Throwback Thursday Livresque n° 70 – Sur les bancs de l’école

Conçu sur le même principe que le Throwback Thursday d’Instagram, Bettie du blog Bettie Rose Books a pris l’initiative d’en faire un rendez-vous livresque en 2016. Le but est de parler chaque jeudi d’un livre « ancien » de notre bibliothèque en fonction d’un thème donné. Bettie a passé le flambeau, désormais le récap’ des liens se fait sur le blog my-bOoks.com. Venez y participer.

Thème du 03 septembre 2020 : Sur les bancs de l’école

Suis-je avantagée pour traiter ce thème en tant que professeure de français ? Sûrement ! Est-ce que je l’assume ? Pleinement !

Aujourd’hui, au lieu de vous parler d’un de mes vieux souvenirs (pas toujours clairs il faut bien l’avouer) d’écolière, je vais vous parler d’une œuvre que j’adore faire étudier à mes élèves de 3ème.
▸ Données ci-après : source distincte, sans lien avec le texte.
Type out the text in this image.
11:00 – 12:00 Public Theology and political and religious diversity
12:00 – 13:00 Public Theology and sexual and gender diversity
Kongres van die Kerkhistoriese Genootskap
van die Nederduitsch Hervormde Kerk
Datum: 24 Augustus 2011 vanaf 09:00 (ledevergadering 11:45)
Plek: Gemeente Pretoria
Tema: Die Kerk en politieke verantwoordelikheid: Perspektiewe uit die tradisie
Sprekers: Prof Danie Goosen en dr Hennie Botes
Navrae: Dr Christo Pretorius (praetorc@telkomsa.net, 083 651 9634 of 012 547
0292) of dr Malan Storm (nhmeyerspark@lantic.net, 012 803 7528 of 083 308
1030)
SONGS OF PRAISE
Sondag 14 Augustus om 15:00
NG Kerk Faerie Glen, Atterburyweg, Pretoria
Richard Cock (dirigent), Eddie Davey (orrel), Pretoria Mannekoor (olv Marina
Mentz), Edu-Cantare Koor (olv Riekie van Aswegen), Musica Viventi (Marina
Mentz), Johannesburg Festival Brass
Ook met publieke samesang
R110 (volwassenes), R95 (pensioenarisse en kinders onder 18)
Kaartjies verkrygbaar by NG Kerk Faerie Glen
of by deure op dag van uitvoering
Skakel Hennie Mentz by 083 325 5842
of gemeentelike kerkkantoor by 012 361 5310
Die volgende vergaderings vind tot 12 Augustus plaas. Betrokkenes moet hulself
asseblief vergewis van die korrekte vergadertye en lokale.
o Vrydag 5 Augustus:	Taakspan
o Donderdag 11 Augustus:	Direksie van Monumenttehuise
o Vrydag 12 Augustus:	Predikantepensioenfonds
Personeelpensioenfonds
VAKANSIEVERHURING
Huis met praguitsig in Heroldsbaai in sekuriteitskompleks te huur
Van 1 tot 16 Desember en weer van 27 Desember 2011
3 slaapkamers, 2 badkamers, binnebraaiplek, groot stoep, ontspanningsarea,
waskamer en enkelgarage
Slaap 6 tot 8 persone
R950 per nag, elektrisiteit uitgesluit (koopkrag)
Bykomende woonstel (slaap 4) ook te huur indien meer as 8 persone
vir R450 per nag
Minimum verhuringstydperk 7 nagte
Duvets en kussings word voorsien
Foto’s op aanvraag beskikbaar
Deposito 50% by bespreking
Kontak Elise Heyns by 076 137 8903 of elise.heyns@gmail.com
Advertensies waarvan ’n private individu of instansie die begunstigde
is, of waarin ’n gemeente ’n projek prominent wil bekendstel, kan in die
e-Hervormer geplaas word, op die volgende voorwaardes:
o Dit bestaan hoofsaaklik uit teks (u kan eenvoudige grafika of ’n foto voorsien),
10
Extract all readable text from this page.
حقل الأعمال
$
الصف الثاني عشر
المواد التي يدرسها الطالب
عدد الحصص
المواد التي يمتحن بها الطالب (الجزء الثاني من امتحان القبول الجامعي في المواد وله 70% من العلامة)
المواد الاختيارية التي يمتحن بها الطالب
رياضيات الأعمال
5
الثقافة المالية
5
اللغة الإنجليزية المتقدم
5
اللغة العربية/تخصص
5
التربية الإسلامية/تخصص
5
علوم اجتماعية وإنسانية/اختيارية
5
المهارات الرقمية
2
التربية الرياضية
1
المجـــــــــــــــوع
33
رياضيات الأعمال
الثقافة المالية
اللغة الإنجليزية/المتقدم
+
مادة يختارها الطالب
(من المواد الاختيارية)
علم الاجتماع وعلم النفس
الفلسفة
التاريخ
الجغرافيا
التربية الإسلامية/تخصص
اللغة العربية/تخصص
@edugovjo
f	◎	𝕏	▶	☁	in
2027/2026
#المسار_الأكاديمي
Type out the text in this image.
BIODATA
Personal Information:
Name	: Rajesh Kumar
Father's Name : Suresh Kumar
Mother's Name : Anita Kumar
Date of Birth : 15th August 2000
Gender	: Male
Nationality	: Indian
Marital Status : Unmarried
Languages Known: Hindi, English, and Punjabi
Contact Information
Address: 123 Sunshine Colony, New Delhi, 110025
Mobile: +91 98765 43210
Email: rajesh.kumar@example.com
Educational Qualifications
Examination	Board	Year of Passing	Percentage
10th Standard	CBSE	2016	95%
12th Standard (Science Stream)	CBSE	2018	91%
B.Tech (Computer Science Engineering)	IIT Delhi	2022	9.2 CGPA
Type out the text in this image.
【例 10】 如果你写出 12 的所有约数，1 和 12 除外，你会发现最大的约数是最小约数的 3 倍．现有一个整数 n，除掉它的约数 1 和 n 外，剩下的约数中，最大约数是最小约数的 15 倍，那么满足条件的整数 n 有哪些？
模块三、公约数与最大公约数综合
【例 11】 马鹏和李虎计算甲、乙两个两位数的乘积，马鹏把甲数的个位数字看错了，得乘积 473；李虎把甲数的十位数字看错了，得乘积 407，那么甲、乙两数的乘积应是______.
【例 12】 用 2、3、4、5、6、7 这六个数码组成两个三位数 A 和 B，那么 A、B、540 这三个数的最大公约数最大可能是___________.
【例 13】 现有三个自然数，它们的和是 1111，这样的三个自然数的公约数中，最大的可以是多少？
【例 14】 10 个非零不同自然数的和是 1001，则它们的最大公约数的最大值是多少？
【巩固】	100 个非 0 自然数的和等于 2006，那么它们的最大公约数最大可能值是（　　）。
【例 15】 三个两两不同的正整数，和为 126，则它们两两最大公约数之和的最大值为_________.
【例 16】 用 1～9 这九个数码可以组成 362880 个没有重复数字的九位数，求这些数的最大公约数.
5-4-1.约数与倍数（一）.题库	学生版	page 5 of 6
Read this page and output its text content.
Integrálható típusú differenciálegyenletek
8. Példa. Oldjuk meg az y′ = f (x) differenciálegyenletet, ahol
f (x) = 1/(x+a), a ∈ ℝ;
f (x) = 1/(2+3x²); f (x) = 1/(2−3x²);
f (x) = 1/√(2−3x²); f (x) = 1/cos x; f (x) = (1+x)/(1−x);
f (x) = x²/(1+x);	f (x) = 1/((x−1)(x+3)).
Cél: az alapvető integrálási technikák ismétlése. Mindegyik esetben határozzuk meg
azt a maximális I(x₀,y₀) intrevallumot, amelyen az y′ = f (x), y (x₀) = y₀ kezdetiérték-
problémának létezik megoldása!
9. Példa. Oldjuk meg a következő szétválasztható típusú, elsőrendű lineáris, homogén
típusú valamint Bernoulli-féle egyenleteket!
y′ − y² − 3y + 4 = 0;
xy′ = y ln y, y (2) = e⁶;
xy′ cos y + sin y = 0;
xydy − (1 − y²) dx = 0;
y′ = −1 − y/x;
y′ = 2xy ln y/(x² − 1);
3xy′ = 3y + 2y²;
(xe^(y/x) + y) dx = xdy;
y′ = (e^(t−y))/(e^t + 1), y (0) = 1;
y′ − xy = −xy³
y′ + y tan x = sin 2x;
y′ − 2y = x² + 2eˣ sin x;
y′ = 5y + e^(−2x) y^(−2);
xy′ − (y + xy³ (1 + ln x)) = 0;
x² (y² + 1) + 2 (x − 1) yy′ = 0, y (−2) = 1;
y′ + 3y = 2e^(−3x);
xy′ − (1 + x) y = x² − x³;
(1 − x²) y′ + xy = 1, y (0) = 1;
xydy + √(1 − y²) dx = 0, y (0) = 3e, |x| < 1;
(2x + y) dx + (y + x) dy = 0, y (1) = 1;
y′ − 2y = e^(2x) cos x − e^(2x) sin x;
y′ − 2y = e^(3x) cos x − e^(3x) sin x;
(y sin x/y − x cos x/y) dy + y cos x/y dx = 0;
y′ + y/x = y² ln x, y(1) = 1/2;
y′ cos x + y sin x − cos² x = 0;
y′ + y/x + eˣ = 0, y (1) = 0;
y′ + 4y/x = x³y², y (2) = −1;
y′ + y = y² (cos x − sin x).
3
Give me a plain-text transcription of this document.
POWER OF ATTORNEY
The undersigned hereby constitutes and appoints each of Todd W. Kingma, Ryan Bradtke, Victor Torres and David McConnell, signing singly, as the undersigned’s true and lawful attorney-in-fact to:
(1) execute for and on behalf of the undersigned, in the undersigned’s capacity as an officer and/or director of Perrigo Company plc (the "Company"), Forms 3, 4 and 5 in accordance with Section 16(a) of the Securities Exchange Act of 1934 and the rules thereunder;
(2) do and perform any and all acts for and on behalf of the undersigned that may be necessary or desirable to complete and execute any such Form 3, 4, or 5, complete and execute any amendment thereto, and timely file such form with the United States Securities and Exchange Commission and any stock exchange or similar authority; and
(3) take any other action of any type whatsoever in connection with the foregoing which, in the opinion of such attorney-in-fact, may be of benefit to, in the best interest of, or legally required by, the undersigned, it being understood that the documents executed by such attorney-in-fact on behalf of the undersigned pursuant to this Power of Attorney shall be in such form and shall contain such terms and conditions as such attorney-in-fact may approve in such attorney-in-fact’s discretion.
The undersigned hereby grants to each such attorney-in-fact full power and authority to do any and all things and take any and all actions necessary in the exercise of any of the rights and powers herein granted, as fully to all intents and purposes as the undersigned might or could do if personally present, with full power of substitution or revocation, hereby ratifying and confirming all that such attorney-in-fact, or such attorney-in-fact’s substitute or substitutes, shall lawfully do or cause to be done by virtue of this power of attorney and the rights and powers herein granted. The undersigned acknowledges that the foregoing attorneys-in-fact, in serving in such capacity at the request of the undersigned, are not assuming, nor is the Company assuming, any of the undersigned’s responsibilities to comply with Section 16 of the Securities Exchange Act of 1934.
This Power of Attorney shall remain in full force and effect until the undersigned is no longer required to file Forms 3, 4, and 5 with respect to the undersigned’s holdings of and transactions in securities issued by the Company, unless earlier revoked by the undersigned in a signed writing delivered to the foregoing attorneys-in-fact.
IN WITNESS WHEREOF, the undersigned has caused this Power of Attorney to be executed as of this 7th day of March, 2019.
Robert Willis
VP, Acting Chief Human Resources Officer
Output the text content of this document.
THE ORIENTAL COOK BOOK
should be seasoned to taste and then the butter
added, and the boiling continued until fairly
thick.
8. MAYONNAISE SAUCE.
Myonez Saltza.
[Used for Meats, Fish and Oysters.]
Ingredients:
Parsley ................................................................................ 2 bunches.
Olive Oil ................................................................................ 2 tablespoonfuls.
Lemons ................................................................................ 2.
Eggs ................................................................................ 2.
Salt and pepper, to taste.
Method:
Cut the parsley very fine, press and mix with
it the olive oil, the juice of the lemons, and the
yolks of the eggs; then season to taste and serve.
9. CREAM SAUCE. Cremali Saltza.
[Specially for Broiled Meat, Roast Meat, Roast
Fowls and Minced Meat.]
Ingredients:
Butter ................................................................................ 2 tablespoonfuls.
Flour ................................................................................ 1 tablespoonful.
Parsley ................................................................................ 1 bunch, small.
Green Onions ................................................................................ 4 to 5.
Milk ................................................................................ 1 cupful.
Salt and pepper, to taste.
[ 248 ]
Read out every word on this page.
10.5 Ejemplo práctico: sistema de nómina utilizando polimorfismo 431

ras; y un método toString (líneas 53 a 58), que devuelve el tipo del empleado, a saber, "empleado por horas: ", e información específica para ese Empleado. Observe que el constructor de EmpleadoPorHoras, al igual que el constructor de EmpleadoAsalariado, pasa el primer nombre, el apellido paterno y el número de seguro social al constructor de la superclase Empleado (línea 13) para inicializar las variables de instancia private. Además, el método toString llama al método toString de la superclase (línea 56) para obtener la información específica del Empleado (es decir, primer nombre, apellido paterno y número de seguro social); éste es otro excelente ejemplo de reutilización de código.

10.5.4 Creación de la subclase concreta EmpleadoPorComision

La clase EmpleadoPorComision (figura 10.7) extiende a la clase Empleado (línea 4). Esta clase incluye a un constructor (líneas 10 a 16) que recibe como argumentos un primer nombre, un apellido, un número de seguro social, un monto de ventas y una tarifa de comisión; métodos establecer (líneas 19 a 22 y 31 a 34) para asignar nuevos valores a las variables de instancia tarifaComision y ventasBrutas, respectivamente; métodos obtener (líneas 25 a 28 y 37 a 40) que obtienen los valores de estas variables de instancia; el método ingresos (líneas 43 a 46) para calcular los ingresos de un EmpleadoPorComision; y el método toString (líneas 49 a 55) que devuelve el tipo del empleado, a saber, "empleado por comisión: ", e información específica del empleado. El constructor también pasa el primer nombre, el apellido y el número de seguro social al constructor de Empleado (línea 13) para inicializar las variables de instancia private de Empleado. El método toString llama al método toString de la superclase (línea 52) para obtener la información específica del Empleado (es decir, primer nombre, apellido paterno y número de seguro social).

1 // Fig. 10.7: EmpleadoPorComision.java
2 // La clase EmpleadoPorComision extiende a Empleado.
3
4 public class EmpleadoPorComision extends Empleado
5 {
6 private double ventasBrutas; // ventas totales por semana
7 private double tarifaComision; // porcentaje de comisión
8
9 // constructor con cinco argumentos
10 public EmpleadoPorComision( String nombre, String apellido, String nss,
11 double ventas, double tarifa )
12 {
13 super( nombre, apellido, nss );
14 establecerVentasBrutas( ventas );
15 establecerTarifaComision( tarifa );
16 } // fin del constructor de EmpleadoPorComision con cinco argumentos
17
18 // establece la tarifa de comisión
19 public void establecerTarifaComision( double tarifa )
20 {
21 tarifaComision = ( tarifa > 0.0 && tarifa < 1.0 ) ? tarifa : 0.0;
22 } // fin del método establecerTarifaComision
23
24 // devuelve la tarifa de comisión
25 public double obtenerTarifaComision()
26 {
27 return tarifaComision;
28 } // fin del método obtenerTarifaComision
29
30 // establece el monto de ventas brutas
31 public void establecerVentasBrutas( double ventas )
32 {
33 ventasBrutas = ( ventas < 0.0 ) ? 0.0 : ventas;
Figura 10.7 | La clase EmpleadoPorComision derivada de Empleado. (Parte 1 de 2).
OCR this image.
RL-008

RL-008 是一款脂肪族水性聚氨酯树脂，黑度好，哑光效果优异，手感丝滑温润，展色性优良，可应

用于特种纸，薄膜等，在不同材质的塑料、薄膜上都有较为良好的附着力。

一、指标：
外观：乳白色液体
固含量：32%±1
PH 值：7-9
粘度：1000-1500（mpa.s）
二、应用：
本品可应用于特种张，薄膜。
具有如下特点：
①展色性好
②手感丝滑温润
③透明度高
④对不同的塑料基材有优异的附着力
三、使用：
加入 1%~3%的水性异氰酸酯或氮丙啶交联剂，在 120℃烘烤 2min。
Pourquoi cette pièce ? Premièrement, parce qu’elle évoque l’Antiquité, la mythologie et l’une des plus pathétiques familles de la littérature, les Labdacides. J’adore raconter à mes élèves (qui sont très souvent fascinés) l’histoire de ce jeune homme, destiné à tuer son père et épouser sa mère, qui quitte ses parents pour ne pas prendre de risque (!!) sans savoir qu’il a été adopté. Il tue évidemment son père et épouse sa mère, lui fait quatre enfants, avant de découvrir la vérité et de s’arracher les yeux, laissant ses deux fils s’entretuer pour obtenir le pouvoir. C’est alors qu’Antigone apparaît, demandant simplement à ce que ses deux frères soient enterrés dignement et de la même manière, se condamnant ainsi à mort, en défiant son oncle, le roi Créon, qui va perdre, dans la foulée, sa nièce donc, son fils (qui devait épouser Antigone et se suicide à sa mort) et sa femme (qui se suicide aussi à la mort de son fils). Ne vous en faites pas, il n’y a pas de spoil.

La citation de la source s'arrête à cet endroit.